Mini-grant helps Gwinn High School purchase drug-affected simulator babies

A Marquette County High School received a mini-grant Tuesday for its health class.

Gwinn High School’s Youth Advisory Council used the $400 in grant money to purchase two Real Care Drug-Affected simulator babies.

The babies will be tied into curriculum to teach students the affects drugs can have on babies.
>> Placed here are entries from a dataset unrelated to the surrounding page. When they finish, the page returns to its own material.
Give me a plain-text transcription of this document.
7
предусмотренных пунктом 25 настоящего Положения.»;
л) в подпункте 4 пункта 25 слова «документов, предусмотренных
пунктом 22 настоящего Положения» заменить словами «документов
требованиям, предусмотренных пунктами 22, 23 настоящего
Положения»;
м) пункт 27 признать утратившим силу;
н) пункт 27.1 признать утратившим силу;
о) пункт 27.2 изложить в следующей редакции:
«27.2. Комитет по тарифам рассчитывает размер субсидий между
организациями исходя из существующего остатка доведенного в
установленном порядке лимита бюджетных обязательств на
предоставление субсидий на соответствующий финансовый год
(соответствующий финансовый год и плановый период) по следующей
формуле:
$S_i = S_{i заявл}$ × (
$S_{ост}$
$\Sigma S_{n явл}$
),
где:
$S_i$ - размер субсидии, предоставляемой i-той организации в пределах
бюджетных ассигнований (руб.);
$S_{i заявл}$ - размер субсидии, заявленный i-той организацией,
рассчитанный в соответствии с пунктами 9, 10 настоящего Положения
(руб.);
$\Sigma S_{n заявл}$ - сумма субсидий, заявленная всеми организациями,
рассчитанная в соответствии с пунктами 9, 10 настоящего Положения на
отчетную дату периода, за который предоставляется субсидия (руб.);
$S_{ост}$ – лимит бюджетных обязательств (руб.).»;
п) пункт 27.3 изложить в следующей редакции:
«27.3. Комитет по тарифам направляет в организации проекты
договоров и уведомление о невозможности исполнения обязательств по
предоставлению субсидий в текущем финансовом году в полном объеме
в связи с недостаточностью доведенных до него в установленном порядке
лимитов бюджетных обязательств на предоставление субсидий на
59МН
“The drug-affected baby, when you turn it off and on, it has real-life tremors and it cries like a real-life drug-affected baby would,” Gwinn High School student Molly Smith said.  “With the alcohol-syndrome baby it doesn’t actually turn on but it shows you the real-life characteristics of what a fetal alcohol syndrome baby would have.”

“(Angela Micheau, a teacher at Gwinn High School) wants the kids to learn from this experience of being able to see them (the simulator babies) and hold them, feel how it shakes and listen to it cry, and realize that drinking and doing drugs if you’re pregnant is not a joke and there are real life issues that come along with having this baby and its a very big consequence.”

Smith and Victoria Dean were honored by the Marquette County Substance Abuse Prevention Coalition for writing the mini-grant.  They also gave a presentation to the coalition about the Youth Advisory Council and the impact the teen clinic has had on the school.